THE International Space Station should be visible over Britain in the next couple of days. Reader Ian Barnett recalls: "I visited Majorca last year with some golfing pals. Knowing when it was due to pass, I got everyone out of the hotel bar to share the experience. All watched except a couple from Wales with their two children. When I asked the dad why they did not let the kids see it, he replied that they had already watched it the previous Christmas Eve. Dad had told them it was Santa, and he did not want them to know he fibbed."

WE hear about a hotel receptionist in Glasgow who was asked to give a guest a six-in-the-morning wake-up call. By mistake she phoned him at five am, and when he grumpily answered the phone, and she realised her mistake, she blurted out: "Just to let you know you have one hour more to sleep before your wake-up call."

OUR mention of workplace nicknames reminds Donald Thomson in Bearsden that workers coming from abroad has increased the possibilities. Says Donald: "We had a guy in the office once, with the surname Mehta. His nickname became, of course, Disney."

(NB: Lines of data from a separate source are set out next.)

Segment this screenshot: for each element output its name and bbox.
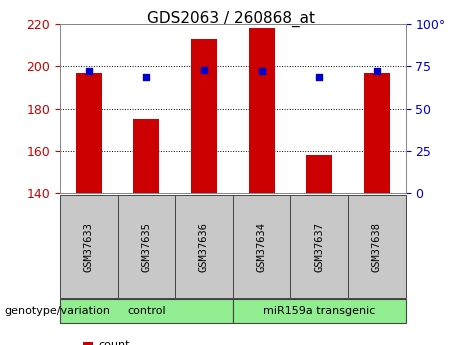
Point xyxy=(373,69,381,74)
Text: count: count xyxy=(99,341,130,345)
Text: GSM37636: GSM37636 xyxy=(199,222,209,272)
Text: GSM37638: GSM37638 xyxy=(372,222,382,272)
Text: GSM37635: GSM37635 xyxy=(142,222,151,272)
Text: GSM37634: GSM37634 xyxy=(257,222,266,272)
Text: GSM37637: GSM37637 xyxy=(314,222,324,272)
Point xyxy=(200,67,207,72)
Text: GDS2063 / 260868_at: GDS2063 / 260868_at xyxy=(147,10,314,27)
Point xyxy=(142,74,150,79)
Bar xyxy=(248,28,275,193)
Point xyxy=(315,74,323,79)
Bar xyxy=(306,155,332,193)
Point xyxy=(85,69,92,74)
Bar xyxy=(133,119,160,193)
Polygon shape xyxy=(81,303,91,320)
Bar xyxy=(76,73,102,193)
Bar xyxy=(364,73,390,193)
Text: genotype/variation: genotype/variation xyxy=(5,306,111,316)
Text: control: control xyxy=(127,306,165,316)
Bar xyxy=(191,39,217,193)
Text: GSM37633: GSM37633 xyxy=(84,222,94,272)
Text: miR159a transgenic: miR159a transgenic xyxy=(263,306,375,316)
Point xyxy=(258,69,266,74)
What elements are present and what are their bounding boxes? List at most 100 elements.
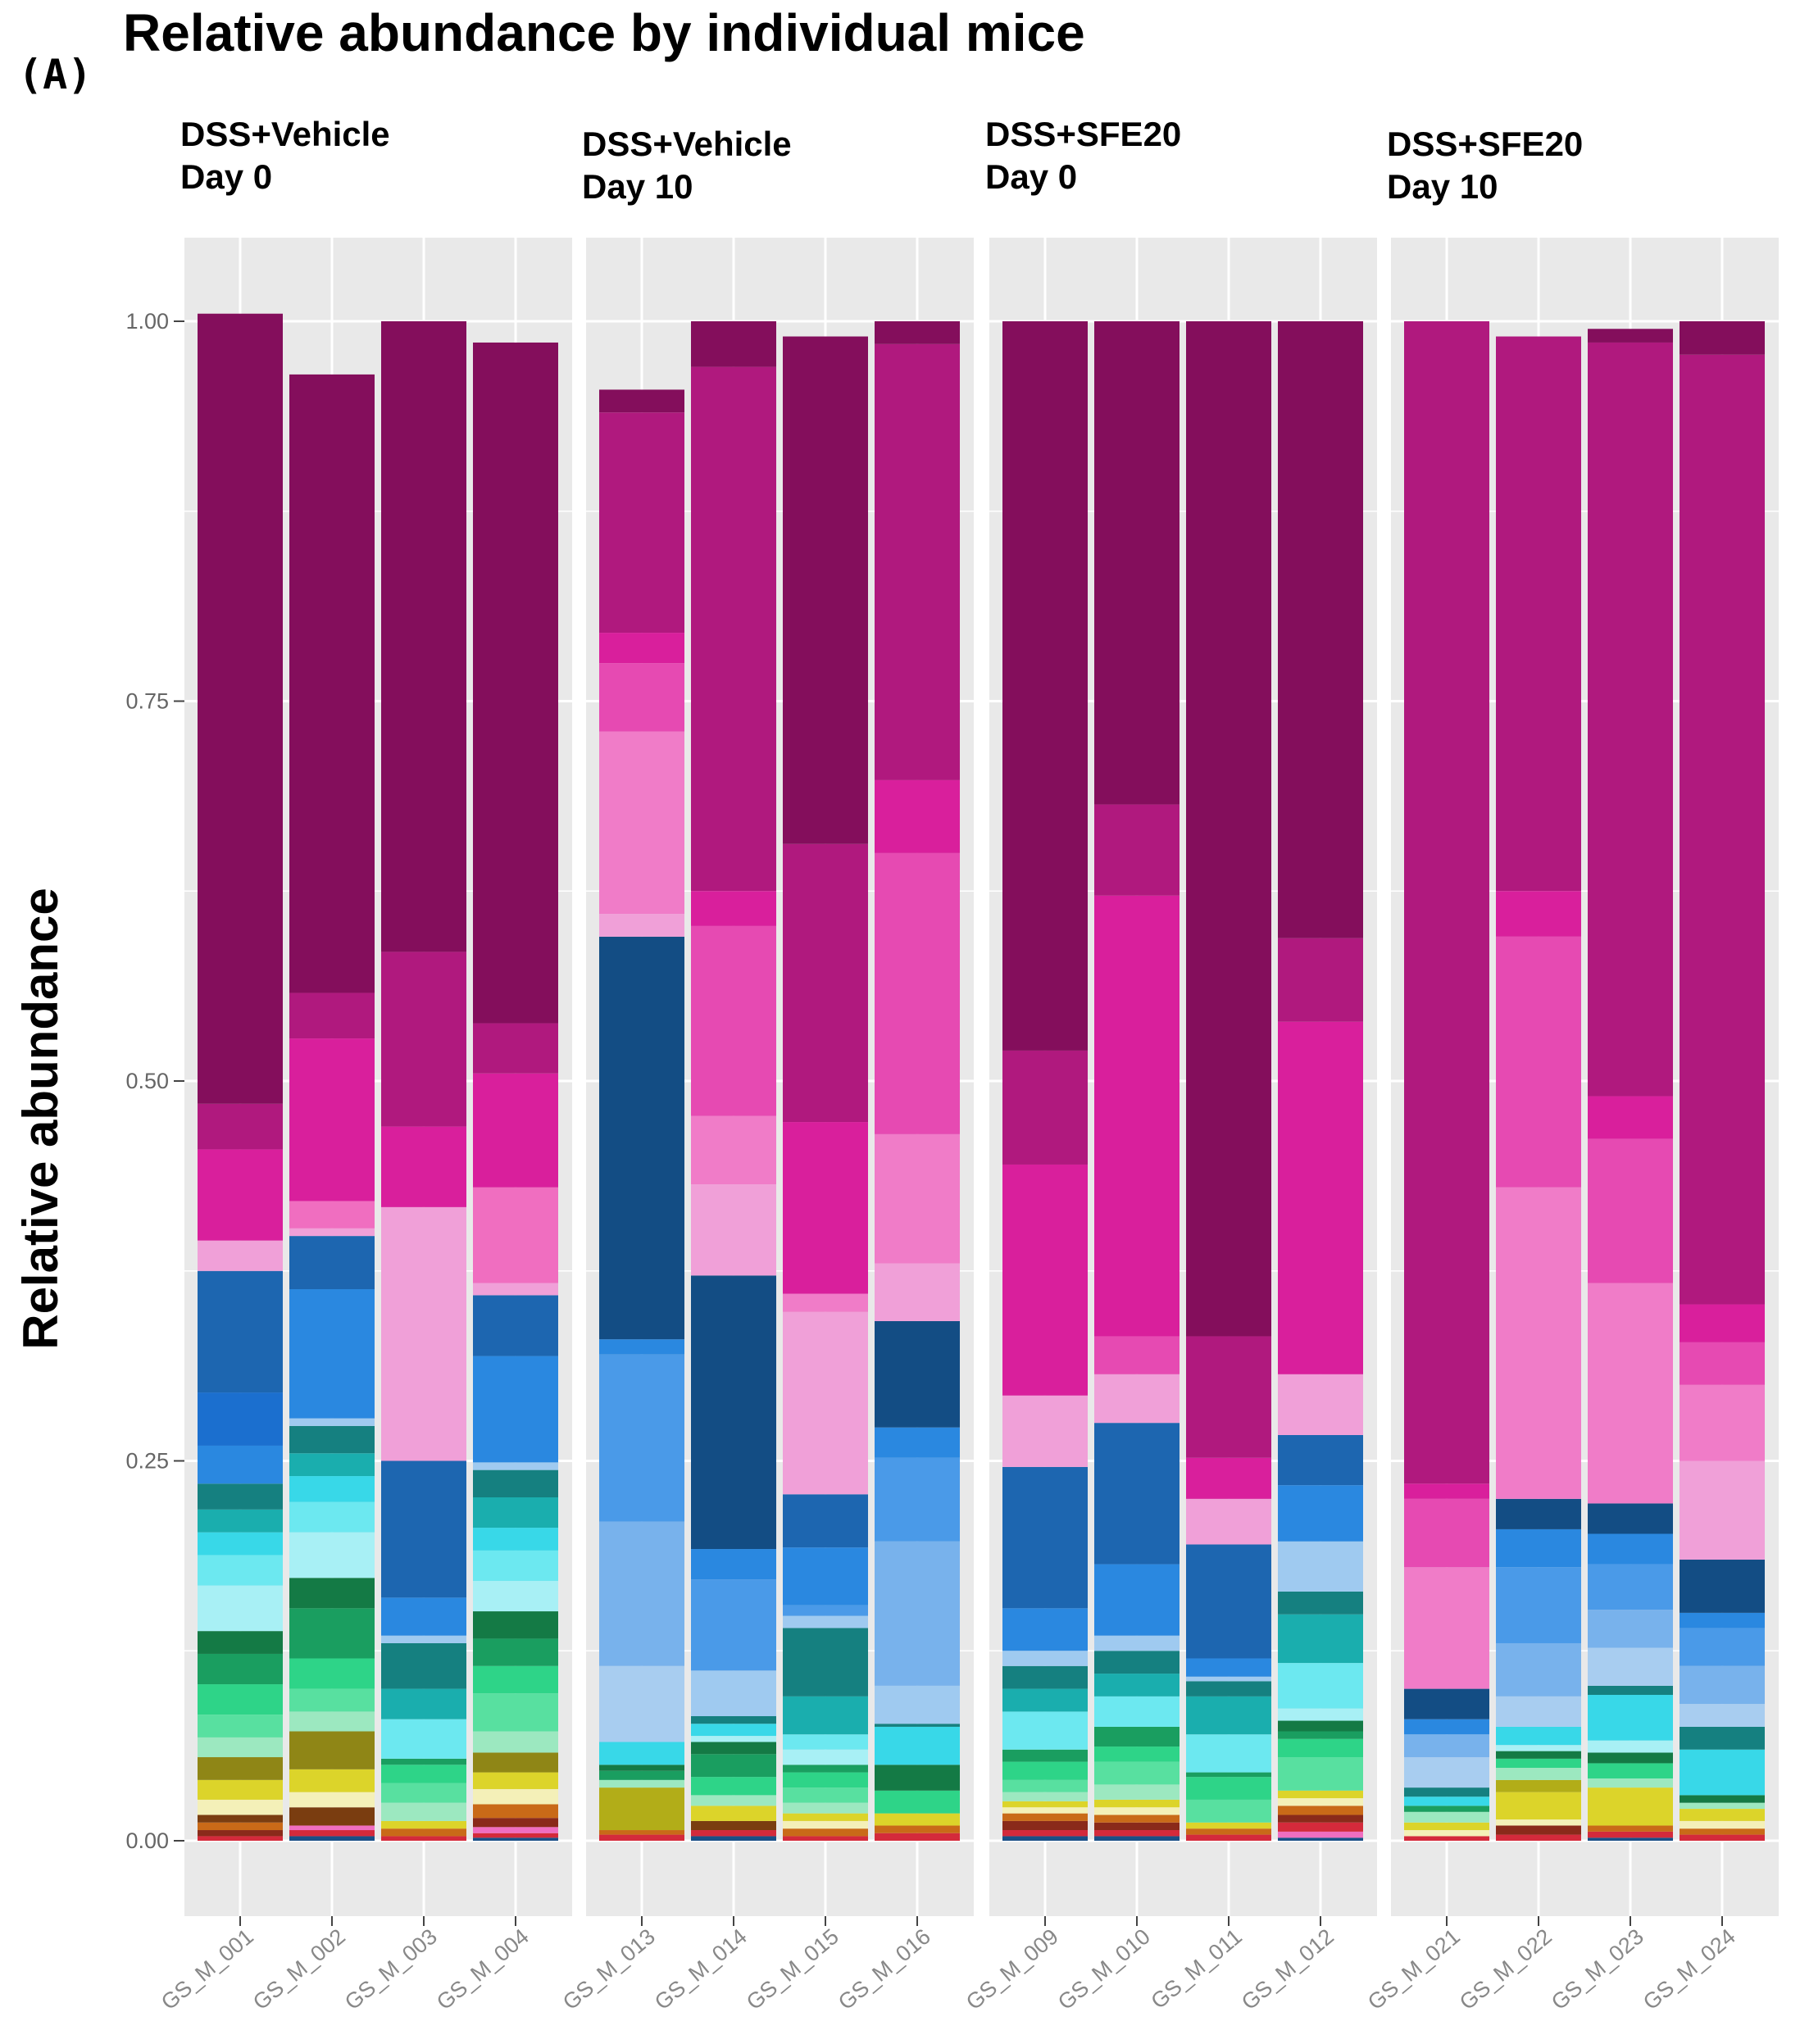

WE like the admission of 5 Live Breakfast presenter Rachel Burden, when asked in this week's Radio Times about on-air howlers, who stated: "When Dudley Moore died, I wondered on air if Peter Cook would have any words in tribute – he was already dead.”

A NEWLANDS reader is still confused by a conversation between two girls on his bus into the city centre yesterday. They were having an argument about St Valentine's Day, and one eventually spat out: "So what if I didn't get a card on Valentine's Day! You didn't get a Patrick on St Patrick's Day, did you?."

SCOTTISH Tory leader Ruth Davidson was watching the Bafta film awards on the telly the other night. As she later told followers on social media: "Tom Cruise's face. I don't know what he's doing to it, but he's beginning to look like a late-90s era Sandi Toksvig." Now that's cutting.

TALKING of politics, Scots actor Alan Cumming over in America, who has just had a sell-out show at New York's Carnegie Hall, was getting angrier and angrier when watching the latest debate amongst the Republican candidates. His comments on the night included:*Build the wall with your hair, Donald! I'd pay for it.

*This would be such fun if there wasn't a chance that one of these insane people might be president of the US.

*Poor Ben Carson and poor Jeb Bush. One is a bit dim and the other is being bullied because of his dim brother.

MEANWHILE in the Democrat camp, Bernie Sanders has surprised everyone with his strong showing. As one late night commentator on American telly put it: "Sanders had 27,500 in the sport arena in Los Angeles. In August, 11,000 in Phoenix, 28,000 in Portland on a Sunday. A guy in his 70s filling stadiums? Who does he think he is, a Rolling Stone?"

DID you know what day yesterday was? According to Simon Caine it was "Happy Half-Priced Heart-Shaped Chocolate Day!"